A study in the Journal of the Royal Society of medicine has assessed the effectiveness of health care in 19 western countries and come up with a simple ranking system: a measure of the the number of lives saved relative to expenditures proportional to the GDP. One parameter, called the GDPHE, or GDP Health Expenditure was a measure of how much money the country was sinking into health care per citizen; by dividing this by the mortality rates, they got a measure of the effectiveness of the health care system.
This is a ranking system, and I have mostly a hyper-competitive American audience, so you all want to know whether you win or not, right? You want the data that shows that the US is #1! And here it is, the one result that shows us at the top of the ladder, our average health care as a function of GDP.
Look at that: we don’t just win, we win big, leaving our closest competitor, Germany, in the dust. We spend 125% of the money Germany does per person. Does it feel good, America? We are tossing bigger buckets of money into health care than anyone else.
But now for the number that really matters, the GDPHE ratio.

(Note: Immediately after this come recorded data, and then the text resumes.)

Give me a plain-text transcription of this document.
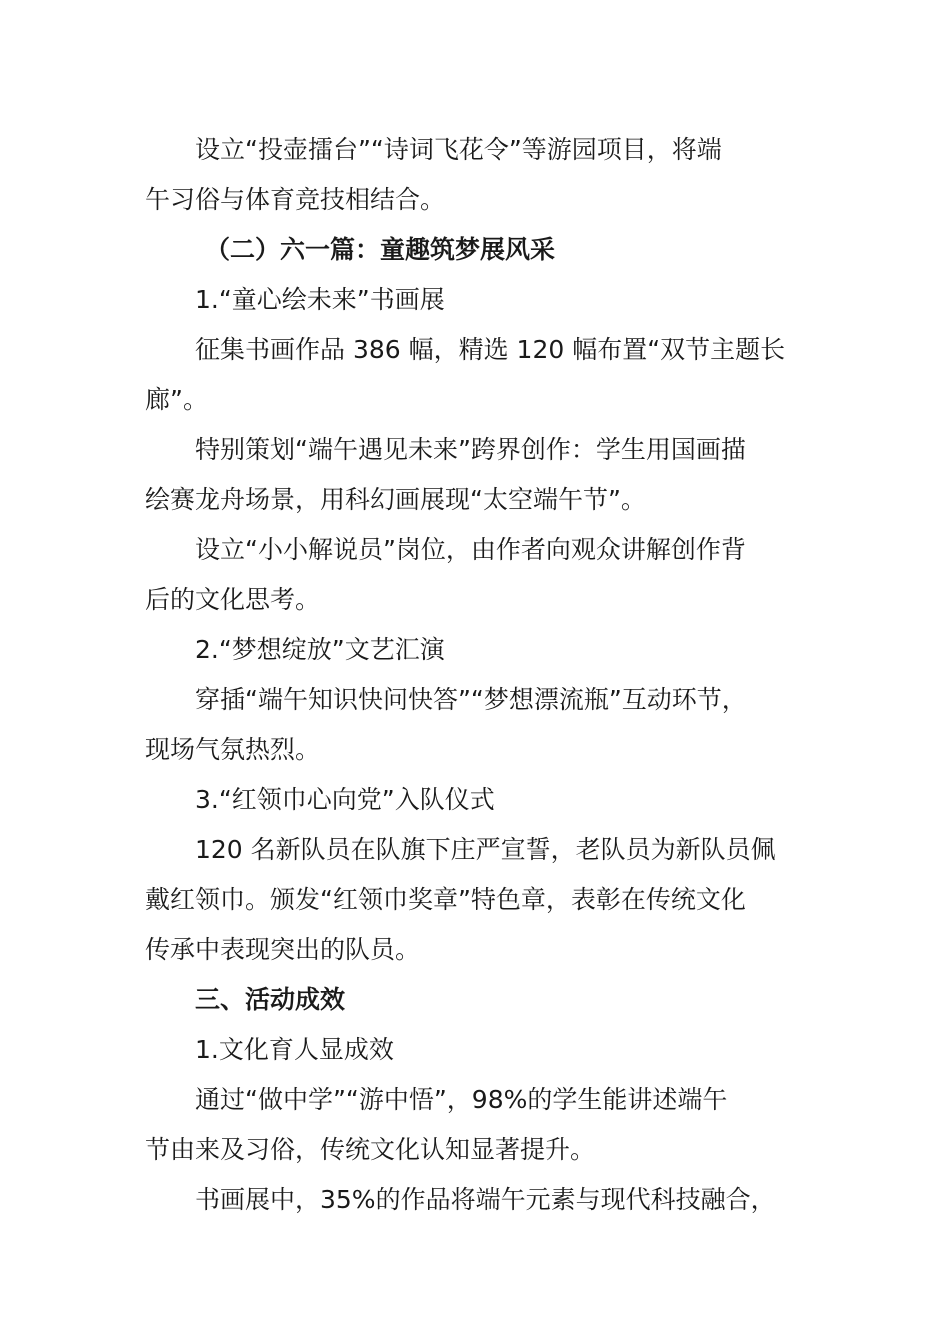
设立“投壶擂台”“诗词飞花令”等游园项目，将端
午习俗与体育竞技相结合。
（二）六一篇：童趣筑梦展风采
1.“童心绘未来”书画展
征集书画作品 386 幅，精选 120 幅布置“双节主题长
廊”。
特别策划“端午遇见未来”跨界创作：学生用国画描
绘赛龙舟场景，用科幻画展现“太空端午节”。
设立“小小解说员”岗位，由作者向观众讲解创作背
后的文化思考。
2.“梦想绽放”文艺汇演
穿插“端午知识快问快答”“梦想漂流瓶”互动环节，
现场气氛热烈。
3.“红领巾心向党”入队仪式
120 名新队员在队旗下庄严宣誓，老队员为新队员佩
戴红领巾。颁发“红领巾奖章”特色章，表彰在传统文化
传承中表现突出的队员。
三、活动成效
1.文化育人显成效
通过“做中学”“游中悟”，98%的学生能讲述端午
节由来及习俗，传统文化认知显著提升。
书画展中，35%的作品将端午元素与现代科技融合，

How many lives are we saving with all that money? Here’s the answer. Look at the last column, which is the ratio of money spent to lives saved.
Oops. We’re…#17. We’re almost the worst — thanks, Portugal and Switzerland, for neglecting the medical needs of your citizenry more than we do.
Our health care is miserably inefficient, and we pour extravagant sums of cash into it, but you might ask whether it works at all. And the answer is a bit of good news, yes, it does. This study also compared death rates over time and came to the conclusion that, in the US, more than half a million people are alive today who would not have been with the medical care we offered 25 years ago. Medicine in the US is good, it’s just far more economically wasteful than it ought to be.
I’m still thinking I ought to retire to Ireland.